This environment turns that workflow into a multi-step RL setting with dense rewards and stateful interaction.

How the environment works

Each episode samples one injected bug from five difficulty bands:

easy: null checks, missing defaults, simple indexing mistakes
medium: off-by-one and wrong-operator bugs
hard: numerical safety failures like divide-by-zero
harder: concurrency issues like missing locks
hardest: deadlock and coordination mistakes

The agent can take actions such as:

inspect
run_tests
run_linter
query_docs
fix
comment
question
done

Rewards combine test delta, lint delta, tool usage, exploration behavior, step penalties, and terminal success.

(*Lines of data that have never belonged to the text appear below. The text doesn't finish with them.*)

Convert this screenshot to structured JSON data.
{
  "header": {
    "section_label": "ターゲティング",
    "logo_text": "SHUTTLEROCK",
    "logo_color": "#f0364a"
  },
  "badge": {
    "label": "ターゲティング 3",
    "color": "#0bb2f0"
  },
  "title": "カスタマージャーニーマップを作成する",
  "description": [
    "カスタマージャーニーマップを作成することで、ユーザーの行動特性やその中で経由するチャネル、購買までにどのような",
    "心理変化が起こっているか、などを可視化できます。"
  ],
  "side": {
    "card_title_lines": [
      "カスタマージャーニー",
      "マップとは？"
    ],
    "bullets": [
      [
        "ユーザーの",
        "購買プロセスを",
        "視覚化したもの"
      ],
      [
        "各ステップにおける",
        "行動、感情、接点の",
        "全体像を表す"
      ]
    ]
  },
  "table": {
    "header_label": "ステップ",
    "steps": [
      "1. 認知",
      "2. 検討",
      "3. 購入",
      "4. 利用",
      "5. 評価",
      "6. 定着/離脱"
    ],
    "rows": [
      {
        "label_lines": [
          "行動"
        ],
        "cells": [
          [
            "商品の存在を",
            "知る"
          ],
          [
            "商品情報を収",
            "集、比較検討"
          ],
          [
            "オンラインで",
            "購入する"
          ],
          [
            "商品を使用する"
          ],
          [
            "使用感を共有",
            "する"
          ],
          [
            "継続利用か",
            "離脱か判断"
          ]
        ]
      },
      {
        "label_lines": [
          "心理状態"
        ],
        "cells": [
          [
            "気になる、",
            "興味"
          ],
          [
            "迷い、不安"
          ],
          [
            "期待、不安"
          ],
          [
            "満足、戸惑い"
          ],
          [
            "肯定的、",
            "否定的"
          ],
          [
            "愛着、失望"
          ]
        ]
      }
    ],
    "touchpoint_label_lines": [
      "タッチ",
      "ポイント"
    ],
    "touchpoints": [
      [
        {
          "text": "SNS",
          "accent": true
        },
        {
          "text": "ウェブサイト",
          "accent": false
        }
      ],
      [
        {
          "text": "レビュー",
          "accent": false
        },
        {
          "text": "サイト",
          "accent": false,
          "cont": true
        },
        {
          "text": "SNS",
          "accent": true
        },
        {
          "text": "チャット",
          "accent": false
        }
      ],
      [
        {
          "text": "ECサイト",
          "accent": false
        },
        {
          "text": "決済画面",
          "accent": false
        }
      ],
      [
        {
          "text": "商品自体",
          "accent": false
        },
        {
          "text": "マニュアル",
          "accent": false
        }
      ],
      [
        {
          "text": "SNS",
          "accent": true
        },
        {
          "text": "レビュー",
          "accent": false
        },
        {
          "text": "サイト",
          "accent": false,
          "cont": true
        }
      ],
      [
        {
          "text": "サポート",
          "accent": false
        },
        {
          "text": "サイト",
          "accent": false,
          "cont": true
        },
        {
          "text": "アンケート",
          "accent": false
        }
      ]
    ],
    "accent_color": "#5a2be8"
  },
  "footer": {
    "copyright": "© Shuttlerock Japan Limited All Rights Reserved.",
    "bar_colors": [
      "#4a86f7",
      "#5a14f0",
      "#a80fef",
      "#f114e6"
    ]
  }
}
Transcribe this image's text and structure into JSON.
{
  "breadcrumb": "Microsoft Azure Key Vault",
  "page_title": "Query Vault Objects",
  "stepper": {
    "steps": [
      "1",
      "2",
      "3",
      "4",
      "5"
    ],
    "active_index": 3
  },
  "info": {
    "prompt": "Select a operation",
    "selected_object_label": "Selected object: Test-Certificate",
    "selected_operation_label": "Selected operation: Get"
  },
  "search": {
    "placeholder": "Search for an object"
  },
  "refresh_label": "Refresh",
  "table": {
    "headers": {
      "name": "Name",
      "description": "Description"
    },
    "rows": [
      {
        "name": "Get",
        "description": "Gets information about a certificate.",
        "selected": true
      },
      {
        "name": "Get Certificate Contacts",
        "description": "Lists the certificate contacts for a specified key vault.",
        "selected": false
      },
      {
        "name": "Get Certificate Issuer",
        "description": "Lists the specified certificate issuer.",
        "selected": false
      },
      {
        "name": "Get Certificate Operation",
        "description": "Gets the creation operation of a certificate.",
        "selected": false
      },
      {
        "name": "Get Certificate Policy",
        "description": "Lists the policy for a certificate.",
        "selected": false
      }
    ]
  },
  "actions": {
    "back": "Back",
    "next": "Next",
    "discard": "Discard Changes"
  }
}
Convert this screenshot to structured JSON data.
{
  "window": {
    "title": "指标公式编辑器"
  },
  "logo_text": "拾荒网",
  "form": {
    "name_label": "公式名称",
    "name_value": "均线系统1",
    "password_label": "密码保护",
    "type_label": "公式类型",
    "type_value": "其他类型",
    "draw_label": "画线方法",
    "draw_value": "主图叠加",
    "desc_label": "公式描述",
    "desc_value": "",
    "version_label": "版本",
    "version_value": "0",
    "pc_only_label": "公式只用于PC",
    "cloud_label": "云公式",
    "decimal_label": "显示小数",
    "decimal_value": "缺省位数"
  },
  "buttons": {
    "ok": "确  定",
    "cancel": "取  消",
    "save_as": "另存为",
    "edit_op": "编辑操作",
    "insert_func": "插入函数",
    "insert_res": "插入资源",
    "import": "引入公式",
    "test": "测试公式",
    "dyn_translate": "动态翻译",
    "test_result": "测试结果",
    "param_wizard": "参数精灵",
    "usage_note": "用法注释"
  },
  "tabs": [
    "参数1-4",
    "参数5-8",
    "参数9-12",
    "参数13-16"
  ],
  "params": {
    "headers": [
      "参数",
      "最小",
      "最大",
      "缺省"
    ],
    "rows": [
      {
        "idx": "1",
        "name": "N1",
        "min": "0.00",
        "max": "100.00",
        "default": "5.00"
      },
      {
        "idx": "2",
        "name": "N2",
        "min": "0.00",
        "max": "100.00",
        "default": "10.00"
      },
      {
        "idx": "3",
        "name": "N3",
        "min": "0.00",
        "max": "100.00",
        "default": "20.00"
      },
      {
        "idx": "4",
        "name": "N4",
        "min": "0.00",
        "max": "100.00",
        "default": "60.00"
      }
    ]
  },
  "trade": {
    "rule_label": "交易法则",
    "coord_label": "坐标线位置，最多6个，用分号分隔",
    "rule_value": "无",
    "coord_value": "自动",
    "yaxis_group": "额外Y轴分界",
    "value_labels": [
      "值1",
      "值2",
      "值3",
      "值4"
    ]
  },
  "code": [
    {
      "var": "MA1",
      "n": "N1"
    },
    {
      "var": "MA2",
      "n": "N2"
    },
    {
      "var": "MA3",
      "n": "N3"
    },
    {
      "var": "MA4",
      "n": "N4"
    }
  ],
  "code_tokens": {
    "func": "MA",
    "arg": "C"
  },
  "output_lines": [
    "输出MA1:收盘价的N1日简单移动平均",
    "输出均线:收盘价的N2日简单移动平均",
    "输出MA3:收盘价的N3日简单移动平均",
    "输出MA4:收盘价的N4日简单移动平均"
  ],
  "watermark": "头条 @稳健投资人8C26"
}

The observation includes the current code, latest tool output, previous scores, author confidence, progress counters, and recent action history.

OpenEnv-first setup

This repo is structured as an OpenEnv environment rather than a custom one-off app:

the environment metadata lives in openenv.yaml
the Space is configured as a Docker-based OpenEnv deployment
runtime dependencies are kept lightweight for the Space build
training-only packages live separately so judges can run the environment without pulling the full training stack

The project now targets openenv-core>=0.2.3.

Training

The main training entrypoint is training.py, which uses Unsloth plus a PPO-style loop over real environment interaction. For judges who want a rerunnable workflow, the repo also includes a Colab-ready notebook:

notebooks/code_review_unsloth_training.ipynb

Install locally

pip install -e .
pip install -r requirements-training.txt

Run training

python training.py

The training run writes the evidence plots in the working directory:

warmup_loss.png
reward_curve.png
loss_curve.png
training_summary.png

For submission hygiene, copy a real run into outputs/<run-name>/ and link that folder from this README before final judging.

Results and evidence

The expected evidence bundle for a real training run is:

warm-up loss curve
PPO reward curve
PPO loss curve
combined summary panel

Use outputs/README.md as the landing page for committed run artifacts.

Submission materials

This repo is set up so every judge-facing artifact can be reached from this README:

environment Space: 100XZX001/CodeReview-Professional-Workflow
training notebook: notebooks/code_review_unsloth_training.ipynb
slide deck: submission_assets/code_review_openenv_submission.pptx
evidence folder: outputs/README.md

No large video files are stored in the repo; any future video or blog submission should be linked by URL from this README.